TSA set to examine TWIC card readers

Editor's note: This story was updated at 7:15 p.m. June 25, 2008. Please go to Corrections & Clarifications to see what has changed.

The Transportation Security Administration has released details on the process that smart card readers must pass through to be approved for reading the Transportation Worker Identification Credential (TWIC) cards. Maritime workers will soon need those cards for unescorted access to secure areas of U.S port facilities and vessels.

Last week, TSA issued a notification to vendors asking for information on products that could meet the standards that its parent Homeland Security Department has published for biometric card readers to be used in DHS' TWIC program. The Broad Agency Announcement, issued June 20, gives companies a month to submit information on their possible solutions. The solutions will then face a series of tests in a pilot program before TSA publishes a final rule on the card readers.

The readers first will face simple evaluation testing to ensure they can read the TWIC cards in different sirtuations. The readers that make the cut will be added to a list that several ports participating in TSA’s pilot program will then test to see how they fit into infrastructure and business models. Meanwhile, the government will perform testing to see how they perform in various environments. Readers that pass the final reader assessment can be added onto the final completed list.

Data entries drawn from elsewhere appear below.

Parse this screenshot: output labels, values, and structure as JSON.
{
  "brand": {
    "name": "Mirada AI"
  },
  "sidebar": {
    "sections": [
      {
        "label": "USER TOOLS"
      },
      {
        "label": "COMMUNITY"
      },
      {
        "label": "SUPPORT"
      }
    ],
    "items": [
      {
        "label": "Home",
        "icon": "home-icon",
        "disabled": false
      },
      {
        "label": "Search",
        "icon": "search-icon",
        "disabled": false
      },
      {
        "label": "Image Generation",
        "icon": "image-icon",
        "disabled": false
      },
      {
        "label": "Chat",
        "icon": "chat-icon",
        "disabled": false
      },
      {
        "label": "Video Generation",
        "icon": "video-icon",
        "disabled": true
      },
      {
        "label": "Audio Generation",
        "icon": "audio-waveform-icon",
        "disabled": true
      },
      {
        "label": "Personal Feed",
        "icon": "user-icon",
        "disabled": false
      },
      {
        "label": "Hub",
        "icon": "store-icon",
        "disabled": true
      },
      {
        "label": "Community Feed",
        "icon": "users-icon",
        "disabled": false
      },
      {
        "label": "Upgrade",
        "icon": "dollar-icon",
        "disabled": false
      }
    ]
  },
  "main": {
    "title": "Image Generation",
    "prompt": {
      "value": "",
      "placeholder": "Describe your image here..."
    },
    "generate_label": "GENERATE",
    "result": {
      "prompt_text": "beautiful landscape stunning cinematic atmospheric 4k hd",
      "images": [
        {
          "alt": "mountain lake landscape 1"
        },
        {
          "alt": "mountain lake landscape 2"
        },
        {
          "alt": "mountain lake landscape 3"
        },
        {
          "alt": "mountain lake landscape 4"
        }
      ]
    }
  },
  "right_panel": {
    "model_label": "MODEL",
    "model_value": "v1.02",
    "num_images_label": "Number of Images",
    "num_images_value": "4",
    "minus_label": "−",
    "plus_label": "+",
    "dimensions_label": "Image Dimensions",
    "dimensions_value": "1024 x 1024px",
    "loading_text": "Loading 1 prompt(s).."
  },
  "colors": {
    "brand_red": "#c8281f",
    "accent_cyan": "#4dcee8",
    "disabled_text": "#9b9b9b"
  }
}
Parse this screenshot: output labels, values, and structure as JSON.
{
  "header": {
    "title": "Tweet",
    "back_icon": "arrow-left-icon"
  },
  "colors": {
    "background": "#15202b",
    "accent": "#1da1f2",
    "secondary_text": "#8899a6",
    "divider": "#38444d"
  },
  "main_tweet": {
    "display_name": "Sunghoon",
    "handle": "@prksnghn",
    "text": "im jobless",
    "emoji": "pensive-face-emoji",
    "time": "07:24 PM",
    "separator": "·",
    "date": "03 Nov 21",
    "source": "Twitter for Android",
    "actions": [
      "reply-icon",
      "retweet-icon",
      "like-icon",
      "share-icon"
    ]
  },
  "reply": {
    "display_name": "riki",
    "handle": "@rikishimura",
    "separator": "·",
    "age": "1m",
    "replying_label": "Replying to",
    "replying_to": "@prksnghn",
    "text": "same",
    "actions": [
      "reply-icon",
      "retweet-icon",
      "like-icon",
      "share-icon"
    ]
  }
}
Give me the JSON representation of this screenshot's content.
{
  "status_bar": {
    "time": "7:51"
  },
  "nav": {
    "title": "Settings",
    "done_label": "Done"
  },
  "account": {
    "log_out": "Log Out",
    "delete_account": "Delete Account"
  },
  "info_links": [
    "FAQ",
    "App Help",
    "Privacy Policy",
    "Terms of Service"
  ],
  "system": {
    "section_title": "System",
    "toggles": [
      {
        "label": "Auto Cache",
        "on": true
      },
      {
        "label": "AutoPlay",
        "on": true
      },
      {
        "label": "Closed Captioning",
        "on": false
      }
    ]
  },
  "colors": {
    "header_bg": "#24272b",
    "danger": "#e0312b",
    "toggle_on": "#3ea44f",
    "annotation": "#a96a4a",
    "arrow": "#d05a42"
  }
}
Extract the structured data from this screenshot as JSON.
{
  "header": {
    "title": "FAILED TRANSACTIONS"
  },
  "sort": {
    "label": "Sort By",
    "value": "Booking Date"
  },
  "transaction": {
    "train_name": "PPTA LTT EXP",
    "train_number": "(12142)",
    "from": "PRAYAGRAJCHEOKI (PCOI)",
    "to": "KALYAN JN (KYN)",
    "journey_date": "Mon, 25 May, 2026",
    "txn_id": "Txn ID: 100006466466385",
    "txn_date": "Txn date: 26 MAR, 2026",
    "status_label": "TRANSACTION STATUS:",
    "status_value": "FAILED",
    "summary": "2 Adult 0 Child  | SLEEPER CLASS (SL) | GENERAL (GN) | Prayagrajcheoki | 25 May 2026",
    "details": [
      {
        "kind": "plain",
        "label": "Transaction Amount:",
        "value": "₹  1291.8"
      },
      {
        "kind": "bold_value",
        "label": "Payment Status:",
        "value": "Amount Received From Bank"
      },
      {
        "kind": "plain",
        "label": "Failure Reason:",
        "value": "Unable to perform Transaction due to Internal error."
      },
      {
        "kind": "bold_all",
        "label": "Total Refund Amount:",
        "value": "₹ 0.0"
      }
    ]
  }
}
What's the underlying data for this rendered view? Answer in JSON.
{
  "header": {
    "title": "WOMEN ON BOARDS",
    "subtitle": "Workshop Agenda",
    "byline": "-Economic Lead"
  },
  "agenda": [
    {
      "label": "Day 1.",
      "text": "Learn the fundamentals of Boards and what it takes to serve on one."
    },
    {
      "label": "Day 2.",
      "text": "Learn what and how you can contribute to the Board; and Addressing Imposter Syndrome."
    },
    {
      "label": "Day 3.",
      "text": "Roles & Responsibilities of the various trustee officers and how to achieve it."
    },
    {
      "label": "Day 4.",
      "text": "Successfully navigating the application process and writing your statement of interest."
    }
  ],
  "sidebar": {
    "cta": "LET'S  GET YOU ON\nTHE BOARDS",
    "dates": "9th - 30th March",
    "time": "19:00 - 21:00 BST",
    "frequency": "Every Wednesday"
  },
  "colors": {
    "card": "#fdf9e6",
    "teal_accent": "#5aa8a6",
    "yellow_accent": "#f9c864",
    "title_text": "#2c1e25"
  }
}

TSA has been focused on issuing the TWIC cards, about 1.2 million of which will be needed, and thus far has not published the specifics on the card reader.

TSA recently pushed back by seven months—from September 25 to April 15, 2009—the final compliance date by which workers requiring unescorted access to secure areas will need to have their TWIC cards. The TWIC enrollment process began in October 2007 and select port facilities will be required to comply with the TWIC program prior to the April 15 final date.

Some observers have questioned the decision to separate the card reader portion from the actual credential in the final rule. Officials from the Coast Guard and TSA  —  the two agencies that run the program — have cited TWIC's use of previously unused technology as the reason for the delay.

“This is a highly unusual way to deploy a credentialing security system,” said Jeremy Grant, senior vice president and identity solutions analyst at the Stanford Group.

Grant said he has heard from vendors that they are wary of creating new technology without seeing the final standards.